Au second tour de scrutin, les programmes ne comptent plus. Tel candidat radical, partisan de la nouvelle loi militaire et qui obtient quelques suffrages de moins que le candidat socialiste, se désistera cependant en faveur de ce dernier, sous le prétexte étrange qu’il y a un troisième concurrent en ligne, même si celui-ci est d’accord avec le radical sur la question de la défense nationale. Le fait s’est produit dans bien des collèges, où il a provoqué les résultats les plus choquans. A Nevers, par exemple, M. Massé, ancien ministre du Cabinet Barthou, était candidat radical ; il avait pour concurrens un progressiste qui partageait ses idées sur la nécessité de maintenir la durée du service militaire, et un socialiste qui y était opposé.
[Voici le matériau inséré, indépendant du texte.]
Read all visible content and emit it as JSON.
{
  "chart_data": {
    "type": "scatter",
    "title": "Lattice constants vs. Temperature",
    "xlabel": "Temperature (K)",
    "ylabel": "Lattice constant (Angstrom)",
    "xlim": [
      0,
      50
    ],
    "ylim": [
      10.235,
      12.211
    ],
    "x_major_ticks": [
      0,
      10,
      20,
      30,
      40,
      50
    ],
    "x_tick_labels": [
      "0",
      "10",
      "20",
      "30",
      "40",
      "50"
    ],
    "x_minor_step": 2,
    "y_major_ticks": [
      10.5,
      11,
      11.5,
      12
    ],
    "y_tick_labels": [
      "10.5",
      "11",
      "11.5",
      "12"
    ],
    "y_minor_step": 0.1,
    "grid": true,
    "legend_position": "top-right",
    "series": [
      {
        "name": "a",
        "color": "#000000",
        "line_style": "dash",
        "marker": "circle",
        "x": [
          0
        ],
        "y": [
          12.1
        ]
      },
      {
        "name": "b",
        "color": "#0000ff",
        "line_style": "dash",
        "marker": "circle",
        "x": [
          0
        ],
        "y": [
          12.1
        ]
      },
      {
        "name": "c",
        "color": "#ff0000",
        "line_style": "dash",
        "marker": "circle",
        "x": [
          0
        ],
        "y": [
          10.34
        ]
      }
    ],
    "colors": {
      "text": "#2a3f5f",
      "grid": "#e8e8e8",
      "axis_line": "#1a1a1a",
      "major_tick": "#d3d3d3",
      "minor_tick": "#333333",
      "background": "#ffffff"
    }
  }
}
Au premier tour, M. Massé obtient 5 500 voix et le progressiste 6 900, soit un total de 12 400 ; il se désiste en faveur du socialiste qui a réuni 5 900 suffrages et qui est élu au scrutin de ballottage, En conséquence, les partisans de la loi militaire, qui se composent des deux tiers des électeurs, se trouvent représentés par un adversaire de cette même loi.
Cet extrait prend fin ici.